Current pediatric guidelines recommend that thyroid fine-needle aspiration (FNA) be performed only under ultrasound guidance, noted Dr. Jiang, a pediatric otolaryngologist, at the annual meeting of the American Thyroid Association. In addition, the Bethesda thyroid cytopathology system should be used to report FNA cytology results, and when cytopathology of FNA for a thyroid nodule is indeterminate, thyroid lobectomy is preferred over repeat FNA for most children with thyroid nodules.
To assess how well pediatric patients fared using the Bethesda system for thyroid cytopathology, Dr. Jiang and colleagues performed a retrospective review of children with thyroid nodules who received FNA at Rady Children’s Hospital during 2002-2018. The investigators used the Bethesda system to classify FNA results.
In addition to collecting the initial cytologic findings and demographic data, Dr. Jiang and colleagues also tracked repeat cytology and histopathology, as well as any radiographic and clinical follow-up data that were available.
A total of 203 cytologic samples were available from 171 patients. In all, 50 patients (29.2%) had malignancy. The mean age was about 15 years (range, 6-18 years), and the ratio of 140 female to 31 male participants was 4.5:1.
All but 21 of the samples were performed under ultrasound guidance. The nondiagnostic rate for ultrasound-guided samples was 11.5%, and for those obtained without use of ultrasound – which occurred in older cases – the nondiagnostic rate was 38.5%. “Ultrasound guidance improves the diagnostic rate,” said Dr. Jiang, adding that incorporation of on-site adequacy testing also “significantly decreased the nondiagnostic rate over the study period.”
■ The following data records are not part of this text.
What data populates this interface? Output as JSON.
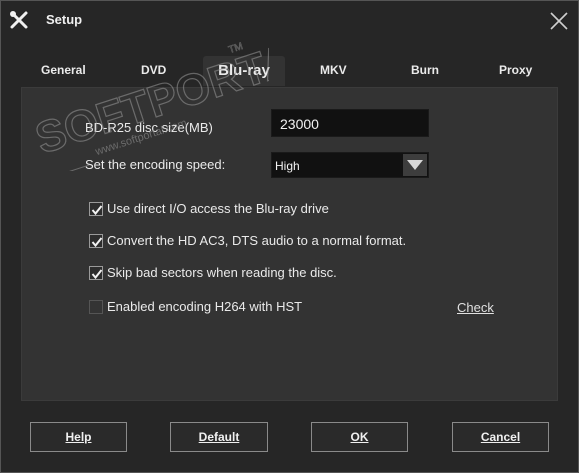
{
  "window": {
    "title": "Setup",
    "icons": {
      "app": "tools-icon",
      "close": "close-icon"
    }
  },
  "tabs": [
    {
      "label": "General",
      "active": false
    },
    {
      "label": "DVD",
      "active": false
    },
    {
      "label": "Blu-ray",
      "active": true
    },
    {
      "label": "MKV",
      "active": false
    },
    {
      "label": "Burn",
      "active": false
    },
    {
      "label": "Proxy",
      "active": false
    }
  ],
  "bluray": {
    "disc_size_label": "BD-R25 disc size(MB)",
    "disc_size_value": "23000",
    "speed_label": "Set the encoding speed:",
    "speed_value": "High",
    "options": [
      {
        "label": "Use direct I/O access the Blu-ray drive",
        "checked": true
      },
      {
        "label": "Convert the HD AC3, DTS audio to a normal format.",
        "checked": true
      },
      {
        "label": "Skip bad sectors when reading the disc.",
        "checked": true
      },
      {
        "label": "Enabled encoding H264 with HST",
        "checked": false
      }
    ],
    "check_link": "Check"
  },
  "buttons": {
    "help": "Help",
    "default": "Default",
    "ok": "OK",
    "cancel": "Cancel"
  },
  "watermark": {
    "brand": "SOFTPORTAL",
    "tm": "TM",
    "url": "www.softportal.com"
  },
  "colors": {
    "background": "#262626",
    "panel": "#333333",
    "field": "#111111",
    "text": "#eaeaea"
  }
}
The Bethesda system has the following six diagnostic categories, with each accompanied by follow-up recommendations in the adult population.
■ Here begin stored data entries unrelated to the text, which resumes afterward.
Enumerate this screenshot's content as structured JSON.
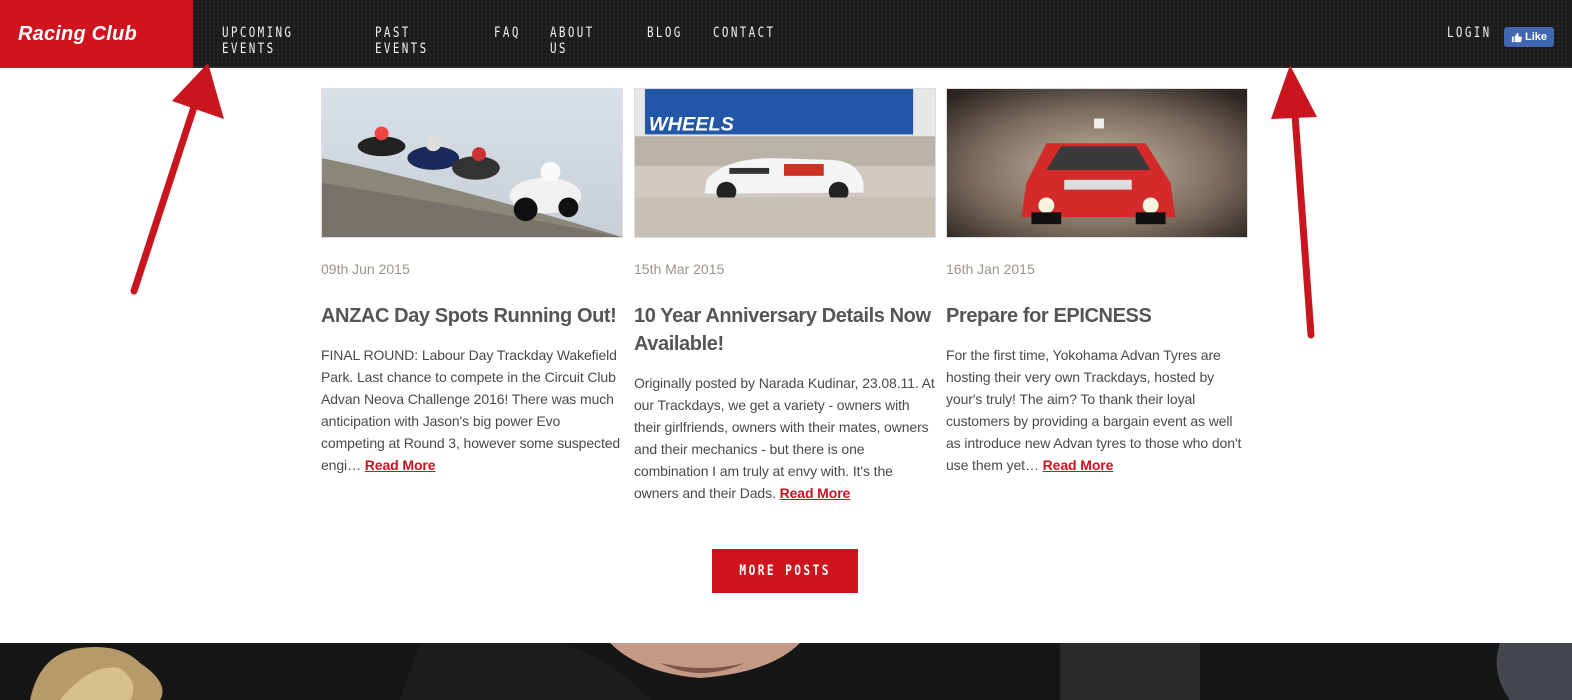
{
  "brand": {
    "name": "Racing Club"
  },
  "nav": {
    "items": [
      {
        "label": "UPCOMING EVENTS"
      },
      {
        "label": "PAST EVENTS"
      },
      {
        "label": "FAQ"
      },
      {
        "label": "ABOUT US"
      },
      {
        "label": "BLOG"
      },
      {
        "label": "CONTACT"
      }
    ],
    "login": "LOGIN",
    "fb_like": "Like"
  },
  "posts": [
    {
      "date": "09th Jun 2015",
      "title": "ANZAC Day Spots Running Out!",
      "excerpt": "FINAL ROUND: Labour Day Trackday Wakefield Park. Last chance to compete in the Circuit Club Advan Neova Challenge 2016! There was much anticipation with Jason's big power Evo competing at Round 3, however some suspected engi…",
      "read_more": "Read More",
      "image": "motorcycles-racing-photo"
    },
    {
      "date": "15th Mar 2015",
      "title": "10 Year Anniversary Details Now Available!",
      "excerpt": "Originally posted by Narada Kudinar, 23.08.11. At our Trackdays, we get a variety - owners with their girlfriends, owners with their mates, owners and their mechanics - but there is one combination I am truly at envy with. It's the owners and their Dads.",
      "read_more": "Read More",
      "image": "le-mans-prototype-car-photo"
    },
    {
      "date": "16th Jan 2015",
      "title": "Prepare for EPICNESS",
      "excerpt": "For the first time, Yokohama Advan Tyres are hosting their very own Trackdays, hosted by your's truly! The aim? To thank their loyal customers by providing a bargain event as well as introduce new Advan tyres to those who don't use them yet…",
      "read_more": "Read More",
      "image": "red-rally-car-photo"
    }
  ],
  "more_posts_label": "MORE POSTS",
  "colors": {
    "brand_red": "#d0141e",
    "nav_bg": "#1c1c1c",
    "link_red": "#c8141c",
    "date_gray": "#9b948a"
  }
}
- Category I is nondiagnostic, and a repeat ultrasound-guided FNA is recommended for adults in this category.
- Category II is benign. Patients with these nodules should receive clinical follow-up and repeat ultrasound examination.
- Category III nodules may show atypia of undetermined significance or be judged a follicular lesion of undetermined significance. Here, adult management options include repeat FNA, molecular testing, or thyroid lobectomy.
- Category IV nodules may be assessed as follicular neoplasm or as suspicious for follicular neoplasm. Molecular testing or lobectomy are the adult management options.
- Category V describes nodules suspicious for malignancy. Either lobectomy or total thyroidectomy are options for adult management.
- Category VI is reserved for clearly malignant nodules. Again, lobectomy or total thyroidectomy are the adult management options.